Yes, I am still alive and kicking (sometimes on purpose, but, more often, involuntarily). I am so ready to get back onto the forum, but feel like I have lost my MS mojo - like perhaps everything has changed in the last year. I took a sabbatical from here from sheer burnout. I was tired of considering MS every minute of every day.
The last year has been uneventful. Really quite nice. I have played around making fiber jewelry, knitting and goofing off. I still have the nasty fatigue, weak right side, incontinence (I'll be commenting on Laura's Botox soon), trigeminal neuralgia, and spasticity, but the Tysabri seems to be keeping it all in check. I asked for some physical therapy last spring to help my increasing weakness. That, apparently was my mistake.
On May 30 while getting into my car to go to PT I tripped - I wasn't paying attention. I crumpled onto my left leg and went down. For those of you (most I assume) who don't know me, I have managed to keep all problems neatly in my right leg, thus having a stronger left leg to depend on. I heard pop pop pop pop and then a snap. Didn't really feeI anything except a sinking feeling in my stomach as I sank. I lay there in the garage, on my back, cursing the gods and counting the spider webs in the rafters. Our garage in down a deep slope, and I was near the side the car. Not a soul around. I could inch toward the door doing a little caterpillar walk between my shoulders and bum, but it was slow and I was in a little shock. My mom was home, but is deaf as a post and my sister (as usual during emergencies was on vacation). So, despite my cursing at them, the gods had deemed this to be recycling day. I heard a truck lumber up my hill so I waved my arms as high and erratically as I could hoping to catch the driver's eye.

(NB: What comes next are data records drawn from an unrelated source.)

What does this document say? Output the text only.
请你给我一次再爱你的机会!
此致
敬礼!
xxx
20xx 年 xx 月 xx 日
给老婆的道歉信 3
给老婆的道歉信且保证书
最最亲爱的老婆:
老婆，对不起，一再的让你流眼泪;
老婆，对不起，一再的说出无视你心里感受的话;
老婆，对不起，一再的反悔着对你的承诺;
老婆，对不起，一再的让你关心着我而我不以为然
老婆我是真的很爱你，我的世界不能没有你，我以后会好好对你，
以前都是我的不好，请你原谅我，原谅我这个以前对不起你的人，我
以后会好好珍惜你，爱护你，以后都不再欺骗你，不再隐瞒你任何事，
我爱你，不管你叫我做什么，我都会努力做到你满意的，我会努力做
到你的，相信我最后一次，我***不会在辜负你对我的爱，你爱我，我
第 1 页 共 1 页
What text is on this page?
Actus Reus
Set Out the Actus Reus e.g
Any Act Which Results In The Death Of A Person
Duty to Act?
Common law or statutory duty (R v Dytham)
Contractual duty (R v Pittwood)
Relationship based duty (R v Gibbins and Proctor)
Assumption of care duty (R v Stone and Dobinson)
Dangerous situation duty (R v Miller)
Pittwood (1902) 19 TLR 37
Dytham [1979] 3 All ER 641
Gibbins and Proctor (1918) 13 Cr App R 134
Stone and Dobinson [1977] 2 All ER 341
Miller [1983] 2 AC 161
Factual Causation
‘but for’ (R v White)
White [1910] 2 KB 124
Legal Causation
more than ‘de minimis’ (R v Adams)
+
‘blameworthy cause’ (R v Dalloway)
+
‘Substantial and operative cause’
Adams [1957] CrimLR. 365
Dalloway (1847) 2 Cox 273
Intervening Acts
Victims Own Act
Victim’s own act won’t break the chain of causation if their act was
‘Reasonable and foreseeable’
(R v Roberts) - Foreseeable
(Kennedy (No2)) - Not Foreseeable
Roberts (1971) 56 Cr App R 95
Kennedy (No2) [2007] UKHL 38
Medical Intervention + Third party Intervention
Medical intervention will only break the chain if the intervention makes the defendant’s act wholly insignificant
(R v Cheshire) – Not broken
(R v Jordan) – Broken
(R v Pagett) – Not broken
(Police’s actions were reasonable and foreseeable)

Bingo! Terry, the Trash Guy, was wonderful. He called 911, got my mom, found my phone and purse, told me some jokes and we had a little party waiting for EMS to arrive. Extricating me from the wedge between the car and the side of the garage was tricky, but we managed with me executing some positions that can't be shown in polite society. The ER confirmed that I had indeed fractured the left ankle just above the malleolus (ankle bone) They tried to put me on crutches to send me home. Yeah, right! The pain in my ankle invoked the spasticity in my right leg into high performance. I stood there, crutches in front with my right leg married to the spot it was on. Swing it forward? Not a chance in h*ll. A statue could not have been more immobile. I had a dozen people in the ER urging me on as I propelled myself not at all. "Try!", they cheered. My right leg just laughed and dug in deeper.
Alas, they would have to admit me, as I was now as mobile as a beached jellyfish. I had it surgically plated the next morning. Then we all discovered that my right leg would not allow me to stand and transfer. So, they told me I was off to a skilled nursing facility. My self-esteem was nowhere to be found. In the end, they found a spot in the hospital's highly regarded inpatient rehab facility. I was trundled off there, and spent three weeks in boot camp. Three hours of high intensity PT and OT daily.
This was a blessing in disguise. I had let myself become horribly deconditioned and the workouts were great. What wasn't great, however was the skin eruption I had to the antiseptic they had painted my left lower leg with during surgery (chlorhexidine, Hibiclens). Over the first week my skin bumped up, blistered, thickened and blackened under the spint and ACE wraps. When the itching was unbearable I made them remove the splint and we all gazed in horror on the sight of a leg that looked like it had gangrene (NOT an exaggeration). Doctors would come in to see it and involuntarily step backwards. The rash was so deep that I now have cutaneous nerve damage and scarring. I am still peeling from it. Maybe I'll load some pictures of it for those of you who like looking at gruesome things.
So, after three weeks, I was released from the hospital a much stronger person. My legs are coming along nicely, though I still have a Frankensteinian quality to my walk, I am upright and without need of assistance. The fractured ankle is still extremely painful and we are working to prevent a chronic pain complex from developing. I am lifting free weights and now that I am bicep curling 3 pounds I feel ready for Venice Beach. That's a whole different story.
So, even though I don't feel I remember much about the science of MS, I am back. I'll be catching up on the last year's info, but I wanted to step in and say "hi". I have missed you all and look forward to meeting those of you who have joined more recently. Maybe, eventually, I will be able to remark sagely and let pearls of wisdom drop from my lips, but for now - it's just plain old Quix.
Still President and Founder of the Support Society for those who talk too much ON-AND-ON ANON.